You will be greeted by a first-time installation/configuration wizard that asks you to choose a language, location, and set up a default user. In a few minutes, Ubuntu 20.10 will be permanently installed on the microSD card and you can start using it on your Raspberry Pi 4 (4GB and 8GB variants are supported) or Raspberry Pi 400 computer.

The Desktop

If you are familiar with the Ubuntu desktop on your desktop or laptop computer, let me tell you that nothing will change when you run Ubuntu on a Raspberry Pi board. In fact, if you mostly do home office work (write documents, surf the Web, watch videos, etc.), you can even replace your desktop PC with a Raspberry Pi, which will save you a lot of money on energy bills.

You’ll get the same apps, the same GNOME-based Ubuntu desktop experience, and even a bit extra as Ubuntu 20.10 for Raspberry Pi comes with a unique selection of default wallpapers you won’t find anywhere else (OK, you can download them from here).

Since Ubuntu 20.10 was released in October 2020, you will have to update the system, of course. There are quite a few updates to apply, including a new firmware for Raspberry Pi 4, so go ahead and do that as soon as you fire up the operating system if you want to have the best possible experience and up-to-date apps.

I’m using Ubuntu 20.10 (Groovy Gorilla) on a Raspberry Pi 4 with 8GB RAM and the system is very fast, even after several hours of usage. The desktop and apps render very well and everything is snappy. The memory usage didn’t go above 2GB usage even when watching Full HD videos. Start up RAM usage is at around 1.5GB.

Using Ubuntu 20.10 on Raspberry Pi 4

What works? Wi-Fi 2.4GHz and 5GHz networks work, Bluetooth works and I was able to connect my TaoTronics wireless earbuds with a single mouse click, Full HD (1080p) YouTube videos work in both Mozilla Firefox (default) and Chromium web browsers (installed as a snap), and Full HD (1080p) video playback works flawlessly too.

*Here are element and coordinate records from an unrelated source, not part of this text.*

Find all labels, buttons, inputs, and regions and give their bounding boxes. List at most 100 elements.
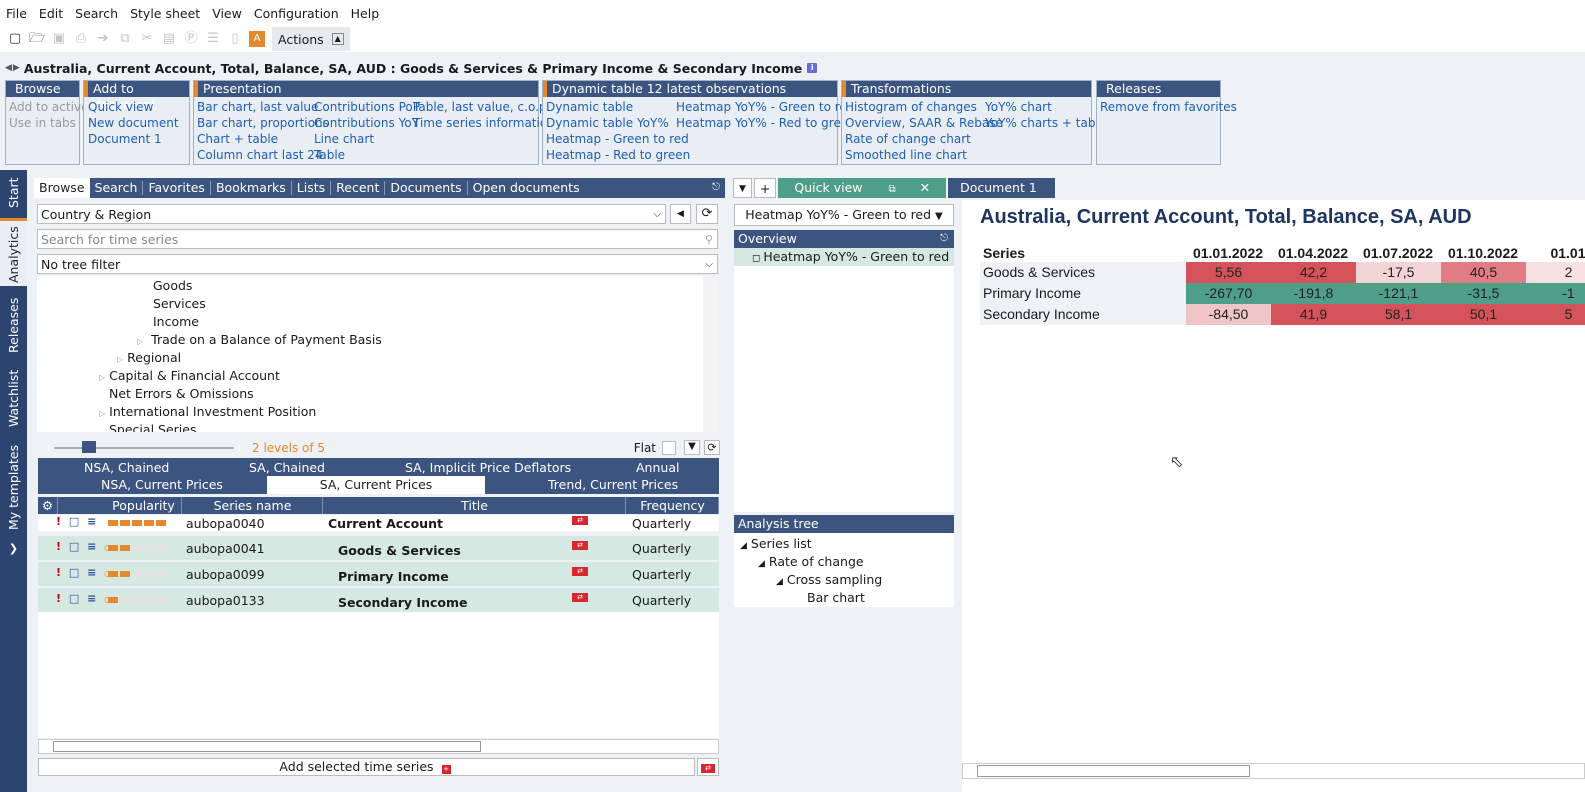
dynamic-link[interactable]: Dynamic table [546, 100, 634, 114]
collapse-icon[interactable]: ◢ [758, 559, 765, 569]
save-icon[interactable]: ▣ [52, 31, 66, 46]
heatmap-row[interactable]: Secondary Income -84,50 41,9 58,1 50,1 5 [980, 304, 1585, 325]
add-selected-button[interactable]: Add selected time series + [38, 758, 695, 776]
expand-icon[interactable]: ▷ [117, 355, 124, 364]
dynamic-link[interactable]: Dynamic table YoY% [546, 116, 669, 130]
region-select[interactable]: Country & Region ⌵ [37, 204, 666, 224]
pin-icon[interactable]: ⎋ [712, 182, 720, 193]
paste-icon[interactable]: ▤ [162, 31, 176, 46]
send-icon[interactable]: ⇄ [697, 758, 719, 776]
quick-view-link[interactable]: Quick view [88, 100, 154, 114]
presentation-link[interactable]: Contributions YoY [314, 116, 419, 130]
analysis-node[interactable]: Rate of change [768, 554, 864, 569]
tab-document1[interactable]: Document 1 [948, 178, 1055, 198]
col-title[interactable]: Title [324, 497, 626, 514]
tree-node[interactable]: International Investment Position [109, 404, 317, 419]
tab-sa-implicit[interactable]: SA, Implicit Price Deflators [405, 460, 572, 475]
actions-toggle[interactable]: Actions ▲ [272, 27, 350, 51]
pin-icon[interactable]: ⎋ [940, 233, 948, 244]
presentation-link[interactable]: Time series information [413, 116, 555, 130]
document1-link[interactable]: Document 1 [88, 132, 162, 146]
back-icon[interactable]: ◀ [670, 204, 691, 224]
tab-quick-view[interactable]: Quick view ⧉ ✕ [778, 178, 947, 198]
tab-trend-current[interactable]: Trend, Current Prices [548, 477, 679, 492]
template-select[interactable]: Heatmap YoY% - Green to red ▼ [734, 204, 954, 226]
side-tab-my-templates[interactable]: My templates [6, 444, 21, 530]
presentation-link[interactable]: Chart + table [197, 132, 279, 146]
menu-file[interactable]: File [6, 5, 27, 21]
analysis-node[interactable]: Bar chart [807, 590, 865, 605]
refresh-icon[interactable]: ⟳ [696, 204, 718, 224]
dynamic-link[interactable]: Heatmap YoY% - Red to green [676, 116, 856, 130]
tab-browse[interactable]: Browse [34, 178, 90, 198]
new-icon[interactable]: ▢ [8, 31, 22, 46]
tab-nsa-current[interactable]: NSA, Current Prices [101, 477, 223, 492]
tree-node[interactable]: Special Series [109, 422, 197, 432]
transformation-link[interactable]: Smoothed line chart [845, 148, 967, 162]
new-document-link[interactable]: New document [88, 116, 179, 130]
presentation-link[interactable]: Table [314, 148, 346, 162]
popout-icon[interactable]: ⧉ [888, 184, 896, 195]
tab-sa-current[interactable]: SA, Current Prices [267, 476, 485, 494]
tab-favorites[interactable]: Favorites [143, 181, 211, 195]
info-icon[interactable]: i [807, 63, 818, 73]
transformation-link[interactable]: YoY% chart [985, 100, 1052, 114]
presentation-link[interactable]: Table, last value, c.o.p. [413, 100, 551, 114]
side-tab-releases[interactable]: Releases [6, 297, 21, 353]
side-tab-analytics[interactable]: Analytics [0, 218, 27, 286]
menu-configuration[interactable]: Configuration [253, 5, 339, 21]
close-icon[interactable]: ✕ [919, 180, 931, 195]
tree-node[interactable]: Net Errors & Omissions [109, 386, 254, 401]
a-icon[interactable]: A [249, 31, 265, 47]
levels-slider[interactable] [54, 440, 252, 455]
refresh-icon[interactable]: ⟳ [704, 440, 720, 455]
col-popularity[interactable]: Popularity [106, 497, 182, 514]
grid-hscrollbar[interactable] [38, 739, 719, 754]
document-hscrollbar[interactable] [962, 763, 1585, 779]
tree-node[interactable]: Goods [153, 278, 193, 293]
remove-from-favorites-link[interactable]: Remove from favorites [1100, 100, 1237, 114]
tab-nsa-chained[interactable]: NSA, Chained [84, 460, 170, 475]
tree-node[interactable]: Capital & Financial Account [109, 368, 280, 383]
tab-dropdown-icon[interactable]: ▼ [733, 178, 752, 198]
add-to-active-link[interactable]: Add to active [9, 100, 89, 114]
presentation-link[interactable]: Bar chart, proportions [197, 116, 329, 130]
use-in-tabs-link[interactable]: Use in tabs [9, 116, 76, 130]
col-series-name[interactable]: Series name [183, 497, 323, 514]
transformation-link[interactable]: Overview, SAAR & Rebase [845, 116, 1003, 130]
flat-checkbox[interactable] [662, 440, 676, 455]
filter-icon[interactable]: ▼ [684, 440, 700, 455]
row-flags-icon[interactable]: ! □ ≡ ○ [56, 566, 111, 579]
side-tab-start[interactable]: Start [6, 177, 21, 208]
copy-icon[interactable]: ⧉ [120, 31, 130, 46]
menu-view[interactable]: View [212, 5, 242, 21]
tab-open-documents[interactable]: Open documents [472, 180, 580, 195]
expand-icon[interactable]: ▷ [137, 337, 144, 346]
row-flags-icon[interactable]: ! □ ≡ [56, 515, 99, 528]
tree-node[interactable]: Regional [127, 350, 182, 365]
menu-help[interactable]: Help [350, 5, 380, 21]
columns-icon[interactable]: ☰ [207, 31, 219, 46]
col-frequency[interactable]: Frequency [627, 497, 719, 514]
transformation-link[interactable]: Histogram of changes [845, 100, 977, 114]
tab-bookmarks[interactable]: Bookmarks [211, 181, 292, 195]
tree-node[interactable]: Income [153, 314, 199, 329]
tree-node[interactable]: Services [153, 296, 206, 311]
presentation-link[interactable]: Column chart last 24 [197, 148, 323, 162]
menu-search[interactable]: Search [75, 5, 119, 21]
tree-scrollbar[interactable] [703, 276, 718, 432]
cut-icon[interactable]: ✂ [141, 31, 153, 46]
dynamic-link[interactable]: Heatmap YoY% - Green to red [676, 100, 855, 114]
tab-documents[interactable]: Documents [385, 181, 468, 195]
tab-add-icon[interactable]: + [753, 178, 777, 198]
row-flags-icon[interactable]: ! □ ≡ ○ [56, 592, 111, 605]
collapse-icon[interactable]: ◢ [776, 577, 783, 587]
tab-annual[interactable]: Annual [636, 460, 680, 475]
expand-icon[interactable]: ▷ [99, 409, 106, 418]
side-chevron-right-icon[interactable]: ❯ [8, 542, 19, 555]
p-icon[interactable]: Ⓟ [184, 31, 198, 46]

What doesn’t work? Of course, 4K YouTube or local video playback doesn’t work, but that could be considered a hardware limitation. On YouTube, you can see the Quad HD (1440p) and 4K (2160p) quality options on both Firefox and Chromium, but playback is very slow on 1440p and non-existent on 2160p. Local 4K videos won’t even play in VLC or MPV (both installed from the archives).

Conclusion

Running Ubuntu 20.10 on the Raspberry Pi 4 was the best ‘Linux on Raspberry Pi’ experience I’ve had so far. However, there are a couple of tiny things that need to be improved in future releases. For example, if you change the default wallpaper to anything else, you won’t be able to get it back.

Also, the About page in System Settings doesn’t show CPU and disk capacity info, and the GNOME version isn’t in sync with what’s installed on the system. But other than that, congrats to Canonical and the Ubuntu Desktop team for an awesome Ubuntu Desktop on Raspberry Pi release!